A total of 105 Democrats in the House joined 174 Republicans in supporting the gun measure, which essentially restores a Bush administration policy that briefly allowed loaded guns in national parks earlier this year. The measure, which is included in a bill imposing new restrictions on credit card companies, allows licensed gun owners to bring firearms into national parks and wildlife refuges as long as they are allowed by state law.

"The NRA is basically taking over the House and Senate," said Rep. Carolyn McCarthy, D-N.Y., a leading gun-control supporter. "If the NRA wins, the American people are going to be the ones who lose."

Rep. Doc Hastings, R-Wash., disputed that.

"The fact is American gun owners are simply citizens who want to exercise their Second Amendment rights without running into confusing red tape," Hastings said.

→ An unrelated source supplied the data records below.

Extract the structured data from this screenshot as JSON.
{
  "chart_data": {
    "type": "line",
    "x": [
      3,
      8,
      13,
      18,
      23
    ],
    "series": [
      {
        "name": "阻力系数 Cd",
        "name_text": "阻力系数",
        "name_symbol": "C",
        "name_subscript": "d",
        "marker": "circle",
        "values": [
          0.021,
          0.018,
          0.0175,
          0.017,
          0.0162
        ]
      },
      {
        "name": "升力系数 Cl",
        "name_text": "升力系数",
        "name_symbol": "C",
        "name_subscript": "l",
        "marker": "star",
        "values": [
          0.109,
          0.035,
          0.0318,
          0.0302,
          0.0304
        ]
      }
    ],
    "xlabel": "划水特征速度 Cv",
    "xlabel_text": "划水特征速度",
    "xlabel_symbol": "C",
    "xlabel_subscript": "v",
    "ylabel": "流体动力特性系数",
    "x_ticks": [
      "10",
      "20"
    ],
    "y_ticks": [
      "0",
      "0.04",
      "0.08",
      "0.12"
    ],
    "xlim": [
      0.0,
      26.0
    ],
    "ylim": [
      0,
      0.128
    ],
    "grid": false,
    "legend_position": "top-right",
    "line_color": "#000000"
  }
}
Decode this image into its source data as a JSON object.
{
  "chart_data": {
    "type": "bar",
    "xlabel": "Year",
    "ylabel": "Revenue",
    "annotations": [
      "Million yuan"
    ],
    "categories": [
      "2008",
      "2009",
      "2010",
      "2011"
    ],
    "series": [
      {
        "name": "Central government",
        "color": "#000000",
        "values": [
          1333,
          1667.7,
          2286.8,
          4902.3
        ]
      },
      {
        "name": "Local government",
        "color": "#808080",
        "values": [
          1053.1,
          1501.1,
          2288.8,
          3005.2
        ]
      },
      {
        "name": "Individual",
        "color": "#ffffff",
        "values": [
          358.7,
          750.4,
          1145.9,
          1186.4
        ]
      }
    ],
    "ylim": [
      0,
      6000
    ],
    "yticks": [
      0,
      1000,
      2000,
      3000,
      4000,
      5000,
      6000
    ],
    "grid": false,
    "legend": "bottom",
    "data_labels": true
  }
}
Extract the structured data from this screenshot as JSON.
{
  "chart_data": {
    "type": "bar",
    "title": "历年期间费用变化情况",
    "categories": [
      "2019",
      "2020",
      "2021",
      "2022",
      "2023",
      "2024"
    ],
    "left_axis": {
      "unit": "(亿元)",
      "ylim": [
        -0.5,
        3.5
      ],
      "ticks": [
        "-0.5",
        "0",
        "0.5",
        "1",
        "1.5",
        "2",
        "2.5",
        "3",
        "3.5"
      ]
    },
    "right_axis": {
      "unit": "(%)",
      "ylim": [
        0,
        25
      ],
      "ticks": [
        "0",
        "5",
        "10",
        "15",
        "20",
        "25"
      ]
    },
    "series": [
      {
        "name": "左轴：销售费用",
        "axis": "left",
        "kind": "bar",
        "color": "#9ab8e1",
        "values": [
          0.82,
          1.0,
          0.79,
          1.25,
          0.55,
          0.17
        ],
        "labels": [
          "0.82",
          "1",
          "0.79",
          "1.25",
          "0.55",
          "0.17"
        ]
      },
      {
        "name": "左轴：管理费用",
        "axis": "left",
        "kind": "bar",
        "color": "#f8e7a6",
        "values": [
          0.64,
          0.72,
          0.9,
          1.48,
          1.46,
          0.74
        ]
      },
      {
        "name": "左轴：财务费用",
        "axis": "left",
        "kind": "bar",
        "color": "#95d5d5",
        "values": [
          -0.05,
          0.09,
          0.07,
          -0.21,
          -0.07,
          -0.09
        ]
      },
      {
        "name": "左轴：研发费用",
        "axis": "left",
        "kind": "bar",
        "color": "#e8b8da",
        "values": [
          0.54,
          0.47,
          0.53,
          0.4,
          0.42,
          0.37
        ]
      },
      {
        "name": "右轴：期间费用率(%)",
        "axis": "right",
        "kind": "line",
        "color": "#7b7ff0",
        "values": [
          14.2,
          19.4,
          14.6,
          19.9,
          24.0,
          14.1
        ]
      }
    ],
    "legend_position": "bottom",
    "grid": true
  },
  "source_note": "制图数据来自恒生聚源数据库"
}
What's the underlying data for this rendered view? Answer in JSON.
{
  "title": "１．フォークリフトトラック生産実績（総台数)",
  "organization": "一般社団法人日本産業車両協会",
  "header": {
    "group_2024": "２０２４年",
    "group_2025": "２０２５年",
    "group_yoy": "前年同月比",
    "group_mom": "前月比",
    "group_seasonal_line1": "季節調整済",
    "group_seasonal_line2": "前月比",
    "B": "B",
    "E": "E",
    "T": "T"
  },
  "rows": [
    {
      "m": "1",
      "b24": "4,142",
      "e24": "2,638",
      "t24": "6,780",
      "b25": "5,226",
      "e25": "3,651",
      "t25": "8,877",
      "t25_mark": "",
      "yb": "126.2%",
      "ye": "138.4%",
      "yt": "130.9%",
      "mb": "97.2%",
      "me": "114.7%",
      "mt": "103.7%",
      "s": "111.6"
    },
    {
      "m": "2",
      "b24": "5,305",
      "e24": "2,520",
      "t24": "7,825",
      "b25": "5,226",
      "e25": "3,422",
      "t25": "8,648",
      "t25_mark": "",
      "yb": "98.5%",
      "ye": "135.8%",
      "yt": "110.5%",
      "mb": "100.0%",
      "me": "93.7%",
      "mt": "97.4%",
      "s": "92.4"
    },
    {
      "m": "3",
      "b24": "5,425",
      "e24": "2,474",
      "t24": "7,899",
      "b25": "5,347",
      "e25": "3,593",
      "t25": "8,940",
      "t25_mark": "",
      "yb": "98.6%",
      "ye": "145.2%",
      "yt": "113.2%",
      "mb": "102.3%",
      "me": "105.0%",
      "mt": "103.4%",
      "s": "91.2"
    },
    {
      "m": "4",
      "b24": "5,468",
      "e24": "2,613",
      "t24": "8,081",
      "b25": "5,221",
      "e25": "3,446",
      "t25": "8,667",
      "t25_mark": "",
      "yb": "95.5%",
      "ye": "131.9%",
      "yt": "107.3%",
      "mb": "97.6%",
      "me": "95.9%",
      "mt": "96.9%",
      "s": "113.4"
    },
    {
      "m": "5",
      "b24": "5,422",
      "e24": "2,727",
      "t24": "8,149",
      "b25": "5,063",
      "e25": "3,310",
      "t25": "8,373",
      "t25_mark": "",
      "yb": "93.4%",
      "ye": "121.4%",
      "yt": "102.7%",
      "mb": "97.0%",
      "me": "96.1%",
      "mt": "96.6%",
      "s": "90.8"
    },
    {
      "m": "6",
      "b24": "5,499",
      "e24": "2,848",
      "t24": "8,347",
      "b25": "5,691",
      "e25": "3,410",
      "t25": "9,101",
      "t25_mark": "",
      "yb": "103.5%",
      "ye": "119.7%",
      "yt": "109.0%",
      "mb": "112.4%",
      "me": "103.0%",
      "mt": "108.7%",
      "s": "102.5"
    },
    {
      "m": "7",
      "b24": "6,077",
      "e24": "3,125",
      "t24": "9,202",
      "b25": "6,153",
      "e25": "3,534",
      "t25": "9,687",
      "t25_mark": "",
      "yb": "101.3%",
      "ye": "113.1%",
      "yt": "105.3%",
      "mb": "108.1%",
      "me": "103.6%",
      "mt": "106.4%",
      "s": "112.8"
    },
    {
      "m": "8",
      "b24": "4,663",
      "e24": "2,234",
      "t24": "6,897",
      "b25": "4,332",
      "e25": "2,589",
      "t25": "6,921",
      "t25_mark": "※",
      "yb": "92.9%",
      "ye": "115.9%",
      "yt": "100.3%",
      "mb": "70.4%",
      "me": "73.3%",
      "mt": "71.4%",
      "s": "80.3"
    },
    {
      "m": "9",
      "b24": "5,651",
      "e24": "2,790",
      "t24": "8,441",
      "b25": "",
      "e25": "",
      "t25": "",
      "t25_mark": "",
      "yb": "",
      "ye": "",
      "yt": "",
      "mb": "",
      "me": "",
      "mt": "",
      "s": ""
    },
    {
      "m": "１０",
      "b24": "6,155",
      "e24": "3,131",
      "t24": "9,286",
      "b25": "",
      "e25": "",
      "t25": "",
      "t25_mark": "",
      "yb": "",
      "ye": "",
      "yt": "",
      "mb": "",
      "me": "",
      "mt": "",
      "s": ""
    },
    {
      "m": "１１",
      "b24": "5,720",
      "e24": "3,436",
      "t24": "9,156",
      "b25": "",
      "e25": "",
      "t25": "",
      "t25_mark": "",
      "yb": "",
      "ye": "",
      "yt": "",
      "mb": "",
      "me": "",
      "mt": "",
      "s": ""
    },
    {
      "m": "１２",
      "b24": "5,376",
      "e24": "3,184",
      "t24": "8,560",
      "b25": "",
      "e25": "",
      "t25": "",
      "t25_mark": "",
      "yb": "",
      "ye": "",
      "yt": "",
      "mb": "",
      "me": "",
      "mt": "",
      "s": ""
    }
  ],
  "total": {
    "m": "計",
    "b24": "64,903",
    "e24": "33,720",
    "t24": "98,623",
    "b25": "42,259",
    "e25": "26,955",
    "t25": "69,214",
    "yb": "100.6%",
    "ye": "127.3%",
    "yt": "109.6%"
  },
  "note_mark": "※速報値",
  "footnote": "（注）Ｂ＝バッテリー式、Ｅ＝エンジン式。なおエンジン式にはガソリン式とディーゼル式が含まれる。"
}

Hastings and other Republicans said the bill merely aligns national parks and wildlife refuges with regulations governing the national forests and property controlled by the Bureau of Land Management.

GOP says current policy outdated
The GOP called the current policy outdated and confusing to those who visit public lands, noting that merely traveling from state-owned parks to national parks meant some visitors were violating the law.

A majority of Democrats in both the House and Senate opposed the gun measure, but enough Democrats voted for the bill that the final tally in both chambers was not close.

Democratic leaders decided not to remove the gun provision after Sen. Tom Coburn, R-Okla., was able to insert it into a popular bill imposing new restrictions on credit card companies. Lawmakers and aides said there was not enough time to send the bill to a House-Senate conference committee — where it could be removed without a vote — and still get it to President Barack Obama by Memorial Day as he has requested.

"There's a lot of momentum to get this done," said Rep. Raul Grijalva, R-Ariz.

Grijalva, chairman of national parks subcommittee, opposed the gun measure, but said the "sense of urgency from the White House" to get the credit card bill approved, combined with the NRA's clout, were impossible to overcome.

Bryan Faehner, associate director of the National Parks Conservation Association, which has fought the gun rule in court, blamed Obama and Democratic leaders such as House Speaker Nancy Pelosi and House Majority Leader Steny Hoyer.

"If they wanted to stop this, it seems like they can," Faehner said before the House vote. "It comes down to whether or not they are willing to keep parks safe for the American people or kowtow to special interests like the gun groups."

NRA says nobody threatened over vote
Chris W. Cox, chief lobbyist for the NRA, said the group pushed for the gun measure but did not threaten anyone over the vote.

"Obviously this is an issue that affects our membership," Cox said. But to claim the NRA sets the agenda in Congress "misrepresents the role that NRA plays in the process, he said.

Cox also disputed a claim by the Humane Society of the United States that the gun bill would lead to an increase in wildlife poaching in national parks.

"The NRA is opposed to poaching and always has been," he said. "We've supported enhanced penalties for illegal activities including poaching. The Humane Society has zero credibility when to comes to Second Amendment rights of law-abiding gun owners."